How to Treat Melasma

Once melasma causes are eliminated, or run their natural course (such as after a baby has been delivered), or you stop taking any melasma-inducing medication (with a doctor's approval), melasma can fade on its own. Some people, however, may have melasma for years – or even a lifetime. (Source: www.aad.org)

How to fade dark spots caused by melasma and how to treat melasma in general can be tricky, but if you use the right products it's entirely possible. Thankfully Bioelements has the products and the professional treatments to help anyone that is struggling with melasma or any type of hyperpigmentation.
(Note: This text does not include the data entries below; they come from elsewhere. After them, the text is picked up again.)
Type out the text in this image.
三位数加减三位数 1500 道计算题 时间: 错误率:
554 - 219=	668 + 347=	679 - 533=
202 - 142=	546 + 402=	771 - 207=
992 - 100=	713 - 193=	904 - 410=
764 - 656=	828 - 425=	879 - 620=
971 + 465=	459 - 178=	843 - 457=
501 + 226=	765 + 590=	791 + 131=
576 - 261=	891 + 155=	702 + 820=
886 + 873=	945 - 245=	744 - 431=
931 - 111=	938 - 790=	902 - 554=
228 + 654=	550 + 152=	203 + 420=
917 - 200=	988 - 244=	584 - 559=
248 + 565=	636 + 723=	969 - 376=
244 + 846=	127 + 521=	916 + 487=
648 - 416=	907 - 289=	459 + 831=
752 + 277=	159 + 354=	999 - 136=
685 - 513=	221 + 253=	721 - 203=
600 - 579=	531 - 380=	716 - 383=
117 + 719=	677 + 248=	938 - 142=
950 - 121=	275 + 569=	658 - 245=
Just follow these steps:

  1. Exfoliate

The first thing you need to do is speed up cell turnover so that the damaged overly pigmented and dead skin cells can be removed. This will also help ensure your skin will be able to deeply and evenly absorb formulas with key ingredients designed to target excess melanin production. Try: Quick Refiner, Pumice Peel or Measured Micrograins +.

  1. Lighten Skin By Targeting Pigment

To treat melasma, use Bioelements LightPlex GigaWatt Dark Spot Corrector to pinpoint and obliterate dark spots, and LightPlex MegaWatt Skin Brightener to brighten overall discoloration – each work as a great melasma cream. The key ingredients in these formulas all work together, from different angles to target how the excess pigment is formed. In fact, both products boast scientifically tested results in just 2 weeks, including significant improvement of dark spots and discoloration.

  1. Protect

It's a MUST that you are diligent with your broad spectrum sunscreen in all areas where melasma appears (and on all exposed skin as well). This will keep the affected areas from getting darker by protecting your skin from UV exposure. We recommend Bioelements Broad Spectrum RayDefense SPF30 or SPF50 FaceScreen.

  1. Visit a Pro

Book a series of Bioelements Depigmenting and Brightening Facials at a spa that carries Bioelements near you.

1 Response

Charles Mitchell
Charles Mitchell

A friend of mine has been suffering from this thing called melasma, and she wants to know how it can be cured. I liked it when you suggested exfoliation because not only does it allow the skin to absorb medication, it also quickens the turnover of dead skin cells. I will suggest this to her, but I will also ask her to visit a dermatologist just to be safe.